Mi querido lector, me gustaría iniciar la columna del día de hoy con la siguiente pregunta: ¿Nos tocará ver robots operando la prestación de trámites y/o servicios públicos en la administración pública, en algún Municipio o un Gobierno Estatal?
¿Cuál es su opinión? Antes de responder, me gustaría explicar porque hablamos de robots operando en la administración pública. Primero hay que explicar que es la inteligencia artificial (IA), hablamos de un campo de la informática, cuyo objetivo es crear sistemas informáticos con características de inteligencia humana. O, dicho de otra forma, son sistemas informáticos capaces de llevar a cabo tareas que requieren inteligencia humana. La inteligencia artificial no funciona como magia, sino a través del manejo de grandes cantidades de datos y algoritmos matemáticos.
Ejemplos de esto; aprender a usar los datos, razonarlos, comprender el lenguaje, reconocer imágenes y tomar decisiones de forma autónoma.
La Inteligencia artificial incluye varios sub-campos, entre ellos identificamos la robótica, los sistemas de aprendizaje, las redes neuronales, los sistemas de visión artificial, el procesamiento de lenguaje natural, los sistemas expertos y la realidad virtual, entre otros.
En el caso de la robótica, es una ciencia que reúne diferentes campos tecnológicos, con el objetivo principal de diseñar máquinas robotizadas capaces de realizar diferentes tareas de automatización en función de la capacidad del software.
Al hablar de robots tanto físicos como de software en la administración pública es un aspecto central ya que permite eliminar la burocracia repetitiva, reducir errores operativos y ofrecer servicios accesibles 24/7. Impactando en que las personas que se desempeñan en el servicio público se enfoquen en tareas más estratégicas, humanas y de valor para la ciudadanía.
Uno de los principales requerimientos para trabajar con robots es que haya procesos claros y precisos al interior de la administración pública, en relación a trámites y servicios que pudieran operar a través de robots, para poder contar con automatización robótica de procesos (RPA). Ejemplos de esto, son los asistentes virtuales que ya existen en diversos servicios públicos, que permiten procesar trámites, solicitudes de información, y gestión de documentos mucho más rápido y sin descanso. En el ámbito local los municipios pueden utilizar chatbots para resolver dudas frecuentes de los vecinos de forma inmediata.

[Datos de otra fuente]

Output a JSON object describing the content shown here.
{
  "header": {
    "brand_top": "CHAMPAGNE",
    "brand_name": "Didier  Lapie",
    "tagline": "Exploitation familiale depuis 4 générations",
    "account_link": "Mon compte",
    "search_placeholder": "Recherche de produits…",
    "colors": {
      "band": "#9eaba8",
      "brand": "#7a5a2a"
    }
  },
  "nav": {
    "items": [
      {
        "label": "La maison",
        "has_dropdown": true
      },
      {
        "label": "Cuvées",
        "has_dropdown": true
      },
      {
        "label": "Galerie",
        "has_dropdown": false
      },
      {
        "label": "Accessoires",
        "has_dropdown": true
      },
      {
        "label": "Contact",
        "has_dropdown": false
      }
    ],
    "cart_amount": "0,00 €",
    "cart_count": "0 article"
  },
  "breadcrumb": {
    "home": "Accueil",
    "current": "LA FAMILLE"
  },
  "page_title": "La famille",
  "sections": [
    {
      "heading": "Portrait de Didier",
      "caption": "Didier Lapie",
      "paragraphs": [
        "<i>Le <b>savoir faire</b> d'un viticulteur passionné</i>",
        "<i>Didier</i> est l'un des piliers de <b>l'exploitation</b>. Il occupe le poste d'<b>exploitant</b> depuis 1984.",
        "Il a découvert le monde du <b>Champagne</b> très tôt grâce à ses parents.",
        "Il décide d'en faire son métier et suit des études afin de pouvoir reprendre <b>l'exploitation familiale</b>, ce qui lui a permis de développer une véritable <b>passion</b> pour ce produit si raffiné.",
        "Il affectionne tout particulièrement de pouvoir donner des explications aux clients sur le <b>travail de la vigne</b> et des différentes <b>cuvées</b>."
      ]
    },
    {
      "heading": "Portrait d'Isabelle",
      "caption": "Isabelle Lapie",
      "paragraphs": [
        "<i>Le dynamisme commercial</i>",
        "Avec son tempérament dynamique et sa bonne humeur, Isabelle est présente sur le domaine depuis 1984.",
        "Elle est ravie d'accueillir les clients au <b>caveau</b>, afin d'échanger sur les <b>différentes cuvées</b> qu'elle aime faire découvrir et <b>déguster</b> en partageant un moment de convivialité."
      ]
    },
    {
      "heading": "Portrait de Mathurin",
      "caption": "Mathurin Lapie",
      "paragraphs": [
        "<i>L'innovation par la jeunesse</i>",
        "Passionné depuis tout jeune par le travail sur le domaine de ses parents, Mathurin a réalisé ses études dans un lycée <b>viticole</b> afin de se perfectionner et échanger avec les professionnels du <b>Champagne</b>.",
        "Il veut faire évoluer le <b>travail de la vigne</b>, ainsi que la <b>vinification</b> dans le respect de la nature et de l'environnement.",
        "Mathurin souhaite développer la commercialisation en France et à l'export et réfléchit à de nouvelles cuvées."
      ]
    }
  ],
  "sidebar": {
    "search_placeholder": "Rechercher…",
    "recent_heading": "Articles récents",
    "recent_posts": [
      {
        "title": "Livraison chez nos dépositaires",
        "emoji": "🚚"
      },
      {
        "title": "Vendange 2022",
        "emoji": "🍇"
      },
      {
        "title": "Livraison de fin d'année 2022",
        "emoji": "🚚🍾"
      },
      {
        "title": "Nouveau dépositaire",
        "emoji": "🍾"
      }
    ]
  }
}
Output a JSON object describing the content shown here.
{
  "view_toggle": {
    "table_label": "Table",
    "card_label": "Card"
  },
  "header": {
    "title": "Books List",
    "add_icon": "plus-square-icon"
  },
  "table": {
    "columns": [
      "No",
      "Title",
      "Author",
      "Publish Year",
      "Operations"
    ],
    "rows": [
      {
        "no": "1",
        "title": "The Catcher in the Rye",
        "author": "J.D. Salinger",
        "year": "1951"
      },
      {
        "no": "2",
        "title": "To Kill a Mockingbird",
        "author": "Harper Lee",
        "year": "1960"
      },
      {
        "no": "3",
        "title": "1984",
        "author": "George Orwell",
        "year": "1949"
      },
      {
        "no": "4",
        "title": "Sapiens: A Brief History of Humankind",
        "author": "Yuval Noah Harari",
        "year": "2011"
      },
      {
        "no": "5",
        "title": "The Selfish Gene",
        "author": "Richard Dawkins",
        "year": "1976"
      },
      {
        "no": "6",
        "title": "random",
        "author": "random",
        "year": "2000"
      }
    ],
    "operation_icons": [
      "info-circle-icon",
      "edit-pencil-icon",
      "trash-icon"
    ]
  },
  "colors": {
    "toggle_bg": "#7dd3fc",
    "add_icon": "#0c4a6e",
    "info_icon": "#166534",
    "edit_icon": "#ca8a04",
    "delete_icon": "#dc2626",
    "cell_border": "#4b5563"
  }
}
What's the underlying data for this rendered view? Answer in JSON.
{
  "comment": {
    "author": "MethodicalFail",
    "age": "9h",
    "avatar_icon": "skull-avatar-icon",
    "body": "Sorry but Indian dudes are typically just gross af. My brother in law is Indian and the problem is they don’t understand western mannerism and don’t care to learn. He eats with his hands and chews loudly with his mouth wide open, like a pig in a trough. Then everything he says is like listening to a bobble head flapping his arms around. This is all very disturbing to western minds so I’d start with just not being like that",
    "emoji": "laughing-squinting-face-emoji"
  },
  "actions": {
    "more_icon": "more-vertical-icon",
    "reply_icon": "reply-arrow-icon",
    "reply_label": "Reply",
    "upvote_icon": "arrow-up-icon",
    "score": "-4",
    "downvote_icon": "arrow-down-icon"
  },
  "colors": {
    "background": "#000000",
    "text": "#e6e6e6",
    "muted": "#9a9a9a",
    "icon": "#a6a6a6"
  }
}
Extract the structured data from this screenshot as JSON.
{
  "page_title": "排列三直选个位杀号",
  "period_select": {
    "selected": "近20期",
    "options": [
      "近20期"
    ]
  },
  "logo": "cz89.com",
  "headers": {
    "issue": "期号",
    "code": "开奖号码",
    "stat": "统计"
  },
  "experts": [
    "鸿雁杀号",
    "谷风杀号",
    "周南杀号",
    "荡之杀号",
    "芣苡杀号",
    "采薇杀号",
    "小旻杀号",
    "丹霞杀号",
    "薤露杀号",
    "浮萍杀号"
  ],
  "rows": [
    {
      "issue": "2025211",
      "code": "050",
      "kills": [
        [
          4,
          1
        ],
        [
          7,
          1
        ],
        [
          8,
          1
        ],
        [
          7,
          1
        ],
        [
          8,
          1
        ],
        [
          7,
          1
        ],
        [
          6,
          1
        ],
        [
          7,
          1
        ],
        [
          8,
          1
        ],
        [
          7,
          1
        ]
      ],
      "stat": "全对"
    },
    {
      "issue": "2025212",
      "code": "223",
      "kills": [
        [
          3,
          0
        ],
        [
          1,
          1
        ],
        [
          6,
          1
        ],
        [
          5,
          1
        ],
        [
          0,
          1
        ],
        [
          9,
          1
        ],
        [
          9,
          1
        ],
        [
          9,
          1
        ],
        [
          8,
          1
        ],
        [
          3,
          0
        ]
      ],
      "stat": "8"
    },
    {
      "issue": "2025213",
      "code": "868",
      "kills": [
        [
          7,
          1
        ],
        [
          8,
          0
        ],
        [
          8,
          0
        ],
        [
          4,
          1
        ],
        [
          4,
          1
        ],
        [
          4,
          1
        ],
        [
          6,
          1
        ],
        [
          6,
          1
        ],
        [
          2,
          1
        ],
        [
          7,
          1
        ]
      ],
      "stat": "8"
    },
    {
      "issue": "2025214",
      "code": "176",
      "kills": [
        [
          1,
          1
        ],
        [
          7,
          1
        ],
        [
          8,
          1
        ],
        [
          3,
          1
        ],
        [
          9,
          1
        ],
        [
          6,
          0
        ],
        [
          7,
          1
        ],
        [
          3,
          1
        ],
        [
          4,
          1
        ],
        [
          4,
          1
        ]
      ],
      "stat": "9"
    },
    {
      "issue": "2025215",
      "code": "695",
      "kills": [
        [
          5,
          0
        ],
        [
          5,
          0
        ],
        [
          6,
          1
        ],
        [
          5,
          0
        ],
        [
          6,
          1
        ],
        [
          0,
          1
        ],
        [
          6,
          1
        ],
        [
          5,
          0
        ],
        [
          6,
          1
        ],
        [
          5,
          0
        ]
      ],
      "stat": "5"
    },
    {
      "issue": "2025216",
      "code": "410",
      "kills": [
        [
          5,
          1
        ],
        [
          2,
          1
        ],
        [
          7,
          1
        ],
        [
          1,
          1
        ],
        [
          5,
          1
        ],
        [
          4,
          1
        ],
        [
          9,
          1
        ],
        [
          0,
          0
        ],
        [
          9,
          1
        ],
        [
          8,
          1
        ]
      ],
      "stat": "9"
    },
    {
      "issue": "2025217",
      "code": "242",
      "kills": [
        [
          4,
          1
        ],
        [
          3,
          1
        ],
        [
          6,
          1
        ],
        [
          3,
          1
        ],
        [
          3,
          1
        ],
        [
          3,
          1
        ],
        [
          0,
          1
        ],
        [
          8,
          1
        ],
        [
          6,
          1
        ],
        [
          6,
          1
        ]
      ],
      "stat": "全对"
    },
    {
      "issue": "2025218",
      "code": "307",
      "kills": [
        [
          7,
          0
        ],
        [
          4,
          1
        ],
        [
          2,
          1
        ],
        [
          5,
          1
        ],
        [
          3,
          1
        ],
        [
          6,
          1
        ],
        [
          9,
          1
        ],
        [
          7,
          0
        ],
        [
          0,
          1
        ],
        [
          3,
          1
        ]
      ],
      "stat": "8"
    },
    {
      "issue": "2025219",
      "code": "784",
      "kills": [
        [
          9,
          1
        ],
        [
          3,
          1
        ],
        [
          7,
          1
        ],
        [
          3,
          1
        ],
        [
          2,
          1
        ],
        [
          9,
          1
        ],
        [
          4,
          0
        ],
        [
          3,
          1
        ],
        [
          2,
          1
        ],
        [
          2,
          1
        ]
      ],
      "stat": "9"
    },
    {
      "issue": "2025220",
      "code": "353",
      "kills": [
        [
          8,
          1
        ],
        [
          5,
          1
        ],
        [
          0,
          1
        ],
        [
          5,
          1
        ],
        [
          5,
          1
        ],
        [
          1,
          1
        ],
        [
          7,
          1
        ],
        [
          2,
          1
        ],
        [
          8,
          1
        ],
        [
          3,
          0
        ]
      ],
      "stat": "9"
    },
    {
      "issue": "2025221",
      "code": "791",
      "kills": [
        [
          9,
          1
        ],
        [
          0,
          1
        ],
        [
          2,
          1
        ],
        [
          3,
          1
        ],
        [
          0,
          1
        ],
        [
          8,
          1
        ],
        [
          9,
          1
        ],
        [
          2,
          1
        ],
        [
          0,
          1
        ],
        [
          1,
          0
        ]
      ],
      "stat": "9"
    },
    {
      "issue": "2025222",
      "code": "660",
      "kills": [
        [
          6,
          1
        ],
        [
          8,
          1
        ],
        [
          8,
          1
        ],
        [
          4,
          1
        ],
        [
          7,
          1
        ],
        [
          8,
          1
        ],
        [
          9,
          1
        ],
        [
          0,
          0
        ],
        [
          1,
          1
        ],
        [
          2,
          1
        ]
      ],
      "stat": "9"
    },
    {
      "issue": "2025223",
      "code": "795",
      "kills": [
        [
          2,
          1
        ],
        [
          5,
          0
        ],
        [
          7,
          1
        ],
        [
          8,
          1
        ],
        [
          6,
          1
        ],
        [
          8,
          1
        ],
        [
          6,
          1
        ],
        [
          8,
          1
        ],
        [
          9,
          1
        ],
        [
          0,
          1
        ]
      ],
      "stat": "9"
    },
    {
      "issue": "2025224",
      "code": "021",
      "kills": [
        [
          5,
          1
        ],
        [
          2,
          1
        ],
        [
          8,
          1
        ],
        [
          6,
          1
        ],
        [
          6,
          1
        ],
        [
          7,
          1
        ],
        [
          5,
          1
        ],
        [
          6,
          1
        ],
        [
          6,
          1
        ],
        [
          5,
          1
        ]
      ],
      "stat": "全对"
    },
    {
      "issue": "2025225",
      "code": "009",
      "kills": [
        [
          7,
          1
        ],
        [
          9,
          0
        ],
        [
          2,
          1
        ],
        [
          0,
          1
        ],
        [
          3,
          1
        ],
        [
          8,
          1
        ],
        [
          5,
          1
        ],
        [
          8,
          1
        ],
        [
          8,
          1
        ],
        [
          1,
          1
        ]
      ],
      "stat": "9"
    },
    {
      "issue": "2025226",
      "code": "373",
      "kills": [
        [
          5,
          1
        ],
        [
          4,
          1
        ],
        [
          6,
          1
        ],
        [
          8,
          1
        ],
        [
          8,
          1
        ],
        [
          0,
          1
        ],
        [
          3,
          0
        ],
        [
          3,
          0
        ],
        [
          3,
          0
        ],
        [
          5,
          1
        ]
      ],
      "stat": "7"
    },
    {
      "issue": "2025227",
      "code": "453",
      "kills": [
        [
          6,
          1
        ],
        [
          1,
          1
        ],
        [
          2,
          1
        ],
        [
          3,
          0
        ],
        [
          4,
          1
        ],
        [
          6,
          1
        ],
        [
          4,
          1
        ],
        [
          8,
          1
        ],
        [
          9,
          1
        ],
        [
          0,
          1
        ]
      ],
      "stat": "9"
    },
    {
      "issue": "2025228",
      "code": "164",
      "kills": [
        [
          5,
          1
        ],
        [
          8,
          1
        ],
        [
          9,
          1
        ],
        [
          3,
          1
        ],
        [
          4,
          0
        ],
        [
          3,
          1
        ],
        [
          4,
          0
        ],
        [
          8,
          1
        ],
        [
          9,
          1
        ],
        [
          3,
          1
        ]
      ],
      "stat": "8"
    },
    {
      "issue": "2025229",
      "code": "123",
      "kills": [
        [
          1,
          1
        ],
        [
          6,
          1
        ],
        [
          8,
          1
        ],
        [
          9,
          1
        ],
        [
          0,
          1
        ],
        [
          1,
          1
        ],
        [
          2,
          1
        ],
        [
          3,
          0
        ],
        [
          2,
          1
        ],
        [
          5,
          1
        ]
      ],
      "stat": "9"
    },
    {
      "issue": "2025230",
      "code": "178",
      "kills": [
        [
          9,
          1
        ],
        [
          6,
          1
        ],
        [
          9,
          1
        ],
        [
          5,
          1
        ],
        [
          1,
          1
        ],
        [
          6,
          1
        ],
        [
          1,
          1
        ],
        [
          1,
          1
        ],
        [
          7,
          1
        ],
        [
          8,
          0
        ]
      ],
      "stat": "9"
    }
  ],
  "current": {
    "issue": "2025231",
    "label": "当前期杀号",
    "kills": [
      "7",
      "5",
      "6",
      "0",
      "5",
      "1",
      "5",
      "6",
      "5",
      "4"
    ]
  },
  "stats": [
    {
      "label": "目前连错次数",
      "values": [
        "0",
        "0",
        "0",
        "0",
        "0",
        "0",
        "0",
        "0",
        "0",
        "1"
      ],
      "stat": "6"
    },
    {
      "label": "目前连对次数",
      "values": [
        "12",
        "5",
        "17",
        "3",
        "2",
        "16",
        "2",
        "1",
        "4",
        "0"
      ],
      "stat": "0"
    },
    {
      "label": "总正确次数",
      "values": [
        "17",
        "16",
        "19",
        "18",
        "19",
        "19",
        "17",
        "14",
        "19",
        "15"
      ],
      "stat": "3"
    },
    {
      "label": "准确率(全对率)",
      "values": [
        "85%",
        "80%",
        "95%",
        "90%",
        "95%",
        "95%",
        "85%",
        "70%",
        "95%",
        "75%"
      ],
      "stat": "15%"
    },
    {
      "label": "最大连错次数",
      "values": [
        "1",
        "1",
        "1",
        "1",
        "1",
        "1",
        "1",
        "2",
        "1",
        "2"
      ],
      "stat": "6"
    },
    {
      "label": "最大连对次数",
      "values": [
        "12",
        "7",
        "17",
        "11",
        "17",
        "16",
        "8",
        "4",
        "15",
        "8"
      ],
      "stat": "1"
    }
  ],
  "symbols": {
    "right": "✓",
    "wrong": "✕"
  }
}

En las oficinas gubernamentales una de las principales tareas consiste en ingresar datos, verificar requisitos y llenar formularios. Estas tareas rutinarias y repetitivas se pueden asignar a robots de software disminuyendo el margen de error humano y agilizando las filas o tiempo de espera.
También es de gran ayuda en gestión de expedientes, ya que al automatizar este proceso y generar una atención rutinaria, las personas servidoras públicas pueden dedicar su tiempo a temas no rutinarios y que requiere empatía, toma de decisiones y análisis crítico, mejorando la calidad en la atención de los trámites y servicios públicos.
Otro tema que se pueden atender con robots son los trámites fiscales y contables, es el caso de donde la recopilación de datos, generar informes, conciliar pagos y se actualizan bases de datos sin intervención humana.
En materia de seguridad, los equipos robóticos, drones, patrullas monitorean áreas públicas o de difícil acceso, han adquirido mucha relevancia, generando información precisa y en tiempo real.
Los sistemas automatizados y los robots no olvidan pasos, no alteran procesos, ni procedimientos. Se apegan a las normas. El uso de esta nueva tecnología puede garantizar el cumplimiento de los requerimientos de trámites y servicios, donde no se requiere intervención humana, y facilitando una toma de decisiones operativa sin ningún interés, lo que permite reducir espacios la discrecionalidad y la corrupción.